Mark's Money Quotes
"The difference between the parties is simple. Republicans use their party to gain personal power. Democrats go against their party to gain it."
"I don't take heavy things lightly."
"Penises are gross. I know both of mine are."
"I am firmly against porn. It pays too poorly."
"If I was any more bipolar, magnets would reverse themselves in my presence."
"I'm not gay, nor are any of the men I sleep with."
"I only know one thing, and I've forgotten it."
"I lost my virginity but my Navy bunkmate found it."
"No blog anywhere ever convinced anyone of anything."
"I'm so deep in therapy, my therapist wears a re-breather."
"I remember the first time I committed suicide. Good times."
"If you're good in life, then after you die you see me. If you're bad, then you see me naked."
"Sex is like war, but where the victor gets to ejaculate."
"If Paxil was alcohol, I'd be Dean Martin."
"For some people, suicide is a perfectly legitimate way to end an argument."
"I tried to get in touch with my feminine side but she screamed rape."
"If I was any more Left, I'd be in oncoming traffic."
"I wasn't born ugly, I earned it."
"I accidentally set a U.S. flag on fire once. Fortunately I was able to put it out by beating it with some Bibles."
"Hyperbole is overrated."
"I don't listen to music. Music listens to me."

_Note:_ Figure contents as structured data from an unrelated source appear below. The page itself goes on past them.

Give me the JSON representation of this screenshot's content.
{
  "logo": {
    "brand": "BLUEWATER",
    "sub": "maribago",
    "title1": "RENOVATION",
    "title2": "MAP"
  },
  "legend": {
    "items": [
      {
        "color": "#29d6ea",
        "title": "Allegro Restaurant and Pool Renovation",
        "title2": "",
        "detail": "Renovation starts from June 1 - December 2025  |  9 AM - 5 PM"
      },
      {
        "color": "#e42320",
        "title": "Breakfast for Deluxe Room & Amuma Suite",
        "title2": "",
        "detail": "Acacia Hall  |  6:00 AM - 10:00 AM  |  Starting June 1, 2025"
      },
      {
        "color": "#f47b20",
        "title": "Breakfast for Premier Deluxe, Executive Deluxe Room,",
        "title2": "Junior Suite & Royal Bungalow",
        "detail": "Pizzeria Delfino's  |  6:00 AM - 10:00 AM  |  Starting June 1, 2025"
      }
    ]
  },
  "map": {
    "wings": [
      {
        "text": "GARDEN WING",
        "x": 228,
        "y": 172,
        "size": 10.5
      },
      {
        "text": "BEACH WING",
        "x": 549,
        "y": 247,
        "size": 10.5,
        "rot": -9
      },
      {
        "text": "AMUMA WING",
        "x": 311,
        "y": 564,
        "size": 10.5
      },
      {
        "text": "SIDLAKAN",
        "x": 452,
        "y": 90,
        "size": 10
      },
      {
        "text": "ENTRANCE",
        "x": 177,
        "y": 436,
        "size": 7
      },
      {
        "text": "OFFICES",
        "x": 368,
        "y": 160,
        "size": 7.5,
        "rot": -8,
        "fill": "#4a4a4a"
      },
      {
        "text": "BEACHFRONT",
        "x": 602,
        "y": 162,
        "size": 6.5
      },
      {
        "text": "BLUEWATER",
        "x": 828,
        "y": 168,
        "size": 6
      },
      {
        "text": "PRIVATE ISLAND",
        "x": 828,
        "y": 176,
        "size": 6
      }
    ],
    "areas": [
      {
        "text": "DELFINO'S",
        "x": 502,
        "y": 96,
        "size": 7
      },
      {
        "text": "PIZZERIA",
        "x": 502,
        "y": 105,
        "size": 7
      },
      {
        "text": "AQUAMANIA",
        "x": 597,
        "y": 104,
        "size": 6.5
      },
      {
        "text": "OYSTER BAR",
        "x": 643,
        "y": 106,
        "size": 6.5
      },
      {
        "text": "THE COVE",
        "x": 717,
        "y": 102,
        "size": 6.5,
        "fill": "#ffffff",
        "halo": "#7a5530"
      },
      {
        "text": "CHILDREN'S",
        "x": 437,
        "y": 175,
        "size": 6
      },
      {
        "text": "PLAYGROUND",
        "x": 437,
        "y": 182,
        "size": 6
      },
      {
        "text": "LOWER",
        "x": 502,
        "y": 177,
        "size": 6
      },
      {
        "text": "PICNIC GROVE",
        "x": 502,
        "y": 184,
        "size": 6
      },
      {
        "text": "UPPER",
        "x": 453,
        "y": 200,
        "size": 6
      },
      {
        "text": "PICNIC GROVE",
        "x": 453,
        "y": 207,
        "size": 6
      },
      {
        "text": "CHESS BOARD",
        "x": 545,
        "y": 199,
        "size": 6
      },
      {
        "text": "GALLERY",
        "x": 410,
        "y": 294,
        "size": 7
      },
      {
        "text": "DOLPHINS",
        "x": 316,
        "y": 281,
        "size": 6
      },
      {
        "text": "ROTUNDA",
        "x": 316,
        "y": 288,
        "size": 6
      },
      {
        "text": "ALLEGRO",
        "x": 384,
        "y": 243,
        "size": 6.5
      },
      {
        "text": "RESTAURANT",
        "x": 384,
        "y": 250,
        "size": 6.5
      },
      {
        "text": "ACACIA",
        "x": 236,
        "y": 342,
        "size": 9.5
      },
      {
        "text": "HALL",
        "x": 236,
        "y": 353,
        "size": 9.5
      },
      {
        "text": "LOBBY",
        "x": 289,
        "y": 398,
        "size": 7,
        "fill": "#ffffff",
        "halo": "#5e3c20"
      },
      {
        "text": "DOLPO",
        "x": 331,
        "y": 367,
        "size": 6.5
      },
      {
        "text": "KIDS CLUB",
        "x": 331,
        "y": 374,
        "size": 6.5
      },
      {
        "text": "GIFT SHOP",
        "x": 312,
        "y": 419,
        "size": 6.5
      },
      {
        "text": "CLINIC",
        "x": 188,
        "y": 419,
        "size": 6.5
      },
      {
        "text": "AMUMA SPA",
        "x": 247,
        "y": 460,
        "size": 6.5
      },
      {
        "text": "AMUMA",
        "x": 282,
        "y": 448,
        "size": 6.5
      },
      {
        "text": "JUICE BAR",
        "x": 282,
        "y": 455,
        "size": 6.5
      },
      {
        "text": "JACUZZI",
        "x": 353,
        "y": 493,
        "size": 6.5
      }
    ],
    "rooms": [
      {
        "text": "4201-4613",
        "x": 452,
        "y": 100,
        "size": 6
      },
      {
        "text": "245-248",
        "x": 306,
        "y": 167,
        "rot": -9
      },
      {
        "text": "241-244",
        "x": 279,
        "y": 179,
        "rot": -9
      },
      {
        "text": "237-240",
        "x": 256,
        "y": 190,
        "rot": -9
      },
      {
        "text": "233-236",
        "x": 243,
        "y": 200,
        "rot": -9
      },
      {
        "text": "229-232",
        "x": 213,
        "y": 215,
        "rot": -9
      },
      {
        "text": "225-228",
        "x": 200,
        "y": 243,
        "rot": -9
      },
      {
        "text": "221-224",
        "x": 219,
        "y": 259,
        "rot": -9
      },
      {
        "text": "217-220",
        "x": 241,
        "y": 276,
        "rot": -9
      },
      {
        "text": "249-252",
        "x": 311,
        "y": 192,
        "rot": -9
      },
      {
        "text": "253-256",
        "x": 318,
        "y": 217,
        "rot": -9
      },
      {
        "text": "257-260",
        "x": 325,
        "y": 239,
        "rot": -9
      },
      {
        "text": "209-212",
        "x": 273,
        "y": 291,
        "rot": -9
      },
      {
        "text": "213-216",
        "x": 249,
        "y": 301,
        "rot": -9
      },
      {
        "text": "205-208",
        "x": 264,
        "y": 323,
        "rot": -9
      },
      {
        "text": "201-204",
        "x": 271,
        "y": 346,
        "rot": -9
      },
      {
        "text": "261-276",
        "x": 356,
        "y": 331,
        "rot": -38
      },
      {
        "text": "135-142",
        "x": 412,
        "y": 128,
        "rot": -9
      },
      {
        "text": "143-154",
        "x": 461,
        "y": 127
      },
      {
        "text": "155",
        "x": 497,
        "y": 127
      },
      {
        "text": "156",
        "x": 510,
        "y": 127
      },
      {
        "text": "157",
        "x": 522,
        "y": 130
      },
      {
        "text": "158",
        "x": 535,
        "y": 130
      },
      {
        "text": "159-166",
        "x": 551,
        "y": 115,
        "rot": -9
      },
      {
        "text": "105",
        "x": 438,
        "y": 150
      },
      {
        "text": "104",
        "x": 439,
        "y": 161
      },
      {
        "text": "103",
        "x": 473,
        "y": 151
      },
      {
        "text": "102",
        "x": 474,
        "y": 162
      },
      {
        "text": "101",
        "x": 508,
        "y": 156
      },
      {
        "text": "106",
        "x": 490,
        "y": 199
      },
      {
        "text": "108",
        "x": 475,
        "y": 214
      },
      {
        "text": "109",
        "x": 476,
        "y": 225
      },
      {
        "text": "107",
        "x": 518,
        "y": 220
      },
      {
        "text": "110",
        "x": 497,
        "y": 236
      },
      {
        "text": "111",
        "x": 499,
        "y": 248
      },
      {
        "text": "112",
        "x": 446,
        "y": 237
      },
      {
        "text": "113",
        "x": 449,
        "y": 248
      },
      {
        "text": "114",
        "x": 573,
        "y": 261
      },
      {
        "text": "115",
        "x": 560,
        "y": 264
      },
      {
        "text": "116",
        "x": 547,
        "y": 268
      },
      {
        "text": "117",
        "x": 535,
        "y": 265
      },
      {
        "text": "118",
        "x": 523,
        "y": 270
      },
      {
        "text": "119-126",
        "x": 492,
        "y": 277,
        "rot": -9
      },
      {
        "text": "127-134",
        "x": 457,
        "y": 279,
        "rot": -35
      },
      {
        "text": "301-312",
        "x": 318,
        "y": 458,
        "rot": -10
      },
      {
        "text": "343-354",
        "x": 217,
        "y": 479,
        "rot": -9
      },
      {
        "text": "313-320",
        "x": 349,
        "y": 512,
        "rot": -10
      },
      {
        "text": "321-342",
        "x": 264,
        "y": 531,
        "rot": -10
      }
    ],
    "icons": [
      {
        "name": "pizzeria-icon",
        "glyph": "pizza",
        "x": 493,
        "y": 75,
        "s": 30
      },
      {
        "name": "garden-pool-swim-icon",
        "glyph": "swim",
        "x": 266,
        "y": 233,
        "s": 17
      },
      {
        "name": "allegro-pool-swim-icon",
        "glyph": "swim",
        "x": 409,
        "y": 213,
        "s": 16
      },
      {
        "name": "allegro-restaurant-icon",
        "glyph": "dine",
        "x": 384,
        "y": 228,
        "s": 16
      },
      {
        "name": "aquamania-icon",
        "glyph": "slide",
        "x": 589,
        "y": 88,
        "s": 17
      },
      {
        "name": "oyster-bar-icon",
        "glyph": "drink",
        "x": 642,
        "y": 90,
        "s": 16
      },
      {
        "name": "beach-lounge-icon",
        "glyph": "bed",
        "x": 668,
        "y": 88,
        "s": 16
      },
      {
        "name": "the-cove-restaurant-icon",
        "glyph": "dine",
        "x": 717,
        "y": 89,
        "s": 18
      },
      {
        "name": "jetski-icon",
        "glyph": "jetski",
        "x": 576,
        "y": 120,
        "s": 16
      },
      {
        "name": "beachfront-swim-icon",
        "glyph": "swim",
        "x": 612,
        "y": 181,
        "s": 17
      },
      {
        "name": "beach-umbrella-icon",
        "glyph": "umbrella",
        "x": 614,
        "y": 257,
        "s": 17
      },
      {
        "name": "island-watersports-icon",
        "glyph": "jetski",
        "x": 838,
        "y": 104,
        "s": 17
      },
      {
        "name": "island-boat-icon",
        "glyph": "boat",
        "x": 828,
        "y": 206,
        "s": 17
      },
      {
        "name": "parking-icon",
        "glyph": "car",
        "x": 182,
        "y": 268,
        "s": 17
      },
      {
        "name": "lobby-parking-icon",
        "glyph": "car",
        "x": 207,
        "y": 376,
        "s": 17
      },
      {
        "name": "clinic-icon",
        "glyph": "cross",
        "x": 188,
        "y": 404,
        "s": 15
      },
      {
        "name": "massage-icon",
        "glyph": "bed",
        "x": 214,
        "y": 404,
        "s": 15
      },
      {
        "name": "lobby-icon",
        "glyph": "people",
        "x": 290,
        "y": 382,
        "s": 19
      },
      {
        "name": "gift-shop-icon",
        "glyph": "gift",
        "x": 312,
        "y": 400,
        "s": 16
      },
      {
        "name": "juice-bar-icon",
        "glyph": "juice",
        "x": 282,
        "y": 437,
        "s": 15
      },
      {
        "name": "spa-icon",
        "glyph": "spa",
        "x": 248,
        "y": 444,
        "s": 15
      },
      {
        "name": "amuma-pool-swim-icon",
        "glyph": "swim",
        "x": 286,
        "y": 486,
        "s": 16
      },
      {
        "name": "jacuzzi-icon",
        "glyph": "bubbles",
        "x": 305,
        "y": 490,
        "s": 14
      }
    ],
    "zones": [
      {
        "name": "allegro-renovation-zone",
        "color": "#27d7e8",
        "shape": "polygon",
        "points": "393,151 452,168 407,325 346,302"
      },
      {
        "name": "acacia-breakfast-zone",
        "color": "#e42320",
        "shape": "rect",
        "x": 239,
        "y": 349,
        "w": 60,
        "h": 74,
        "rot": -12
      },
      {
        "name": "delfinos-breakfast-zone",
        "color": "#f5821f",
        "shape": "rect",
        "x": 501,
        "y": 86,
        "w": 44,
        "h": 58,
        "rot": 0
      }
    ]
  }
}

"I may not agree with your position, but I'll defend your right to die for it."
"I guess you could call me a homophobe. I only sleep with gay men who really, really frighten me."
"9/11 didn't change everything. 9/11 became the excuse for everything."
"I oppose the death penalty, but might make an exception in the case of my critics."
"Religion is an addiction. I like to think I'm cured of it."
"I was joking. My son doesn't really have a vagina. He takes after his mother that way."
"My inner child reported me for inappropriate touching."